Les abus sont nombreux, même si depuis 2008, il existe une loi qui condamne les patrons à payer une amende s’ils refusent un contrat de travail à leurs employés. Mais les conditions de vie et de travail de millions de travailleurs migrants restent toutefois extrêmement précaires. Rendez-vous pris avec Wang Gouliang de l’ONG Petits oiseaux pour une distribution de sacs de santé, près d’un dortoir où les ouvriers d’un chantier vivent à sept dans une pièce de dix mètres carrés.

Une aide bien dérisoire

« On leur donne une moustiquaire, un savon et un manuel pour les aider à s’intégrer dans la ville », explique Wang Gouliang, conscient que cette aide reste dérisoire. A notre question de savoir si les syndicats remplissent leur rôle pour défendre les droits des travailleurs, Wang Gouliang reste évasif et fait comprendre que le sujet est trop sensible pour être abordé.

Pour organiser un véritable mouvement social, il faut beaucoup de courage en Chine. La police surveille étroitement la moindre grève et arrête les meneurs, comme récemment à Dongguan dans le bassin industriel du sud de la Chine. Là-bas, près de 40 000 ouvriers de l’usine de chaussure Yue Yuen avaient arrêté le travail pendant plus de deux semaines pour exiger des allocations sociales et des pensions non payées par l’usine. Une grève surveillée de très près par des centaines de policiers.

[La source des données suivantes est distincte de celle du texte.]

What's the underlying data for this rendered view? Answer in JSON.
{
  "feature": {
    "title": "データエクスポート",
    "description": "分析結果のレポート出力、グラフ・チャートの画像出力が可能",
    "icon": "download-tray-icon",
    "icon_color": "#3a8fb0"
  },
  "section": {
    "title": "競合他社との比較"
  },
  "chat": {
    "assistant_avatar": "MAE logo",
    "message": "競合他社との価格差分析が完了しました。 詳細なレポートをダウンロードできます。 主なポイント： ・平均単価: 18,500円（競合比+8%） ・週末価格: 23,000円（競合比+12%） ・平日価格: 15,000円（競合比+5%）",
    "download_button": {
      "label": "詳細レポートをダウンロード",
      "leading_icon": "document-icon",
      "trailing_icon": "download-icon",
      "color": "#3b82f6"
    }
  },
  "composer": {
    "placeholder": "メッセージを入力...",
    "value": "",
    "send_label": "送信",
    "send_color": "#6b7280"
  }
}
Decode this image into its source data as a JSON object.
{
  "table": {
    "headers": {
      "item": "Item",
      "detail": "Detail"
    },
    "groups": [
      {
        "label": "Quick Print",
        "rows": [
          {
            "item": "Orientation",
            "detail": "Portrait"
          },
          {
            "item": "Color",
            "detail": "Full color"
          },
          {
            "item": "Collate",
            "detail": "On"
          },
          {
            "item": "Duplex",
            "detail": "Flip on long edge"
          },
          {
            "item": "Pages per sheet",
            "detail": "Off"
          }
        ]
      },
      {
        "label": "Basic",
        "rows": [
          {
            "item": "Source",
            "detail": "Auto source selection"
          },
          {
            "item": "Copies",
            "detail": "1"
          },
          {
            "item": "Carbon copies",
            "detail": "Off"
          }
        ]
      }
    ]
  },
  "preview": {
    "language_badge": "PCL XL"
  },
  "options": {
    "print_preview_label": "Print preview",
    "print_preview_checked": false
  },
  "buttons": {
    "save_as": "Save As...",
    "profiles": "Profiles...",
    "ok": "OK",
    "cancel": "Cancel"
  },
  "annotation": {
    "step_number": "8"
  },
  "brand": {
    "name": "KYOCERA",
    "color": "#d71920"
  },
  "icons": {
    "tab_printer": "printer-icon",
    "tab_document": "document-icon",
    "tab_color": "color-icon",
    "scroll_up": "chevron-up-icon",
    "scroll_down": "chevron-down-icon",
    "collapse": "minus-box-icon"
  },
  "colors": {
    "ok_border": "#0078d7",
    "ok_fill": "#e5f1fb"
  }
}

Patronat et ouvriers : le rapport de force se durcit

Alors, comment défendre les droits des travailleurs dans un pays où les autorités craignent comme la peste tout soulèvement populaire ? « S’il s’agit d’une question judiciaire, on peut leur donner des conseils au téléphone, explique encore Wang Gouliang, s’il s’agit de salaires non payés et de maladies dues au travail, avec preuve à l’appui, on les accompagne dans l’usine pour négocier directement avec les patrons. Si aucune solution n’est trouvée, on a recours à la justice. »

Les rapports de force entre patronat et travailleurs se sont durcis ces dernières années, et depuis début 2014 le nombre de grèves est en hausse de 30 % selon l’ONG China Labour Bulletin. Les raisons sont multiples : d’un côté, la croissance ralentit et les coûts de production sont en hausse - les patrons sont donc sous pression. Mais de l’autre, la demande de main d’œuvre est telle que les travailleurs sont devenus plus exigeants. Par ailleurs, les jeunes n’ont plus la même peur de la répression que leurs parents et s’organisent sur les réseaux sociaux.

Aux conflits sociaux, le gouvernement répond par la carotte et le bâton. Par exemple à Dongguan, pour mettre un terme à la grève, les autorités ont donné l’ordre aux chefs de l’entreprise de satisfaire les doléances de leurs employés, mais une fois obtenu gain de cause, elles ont poussé les grévistes à retourner au travail. La priorité absolue de Pékin est de préserver la stabilité politique et le calme social.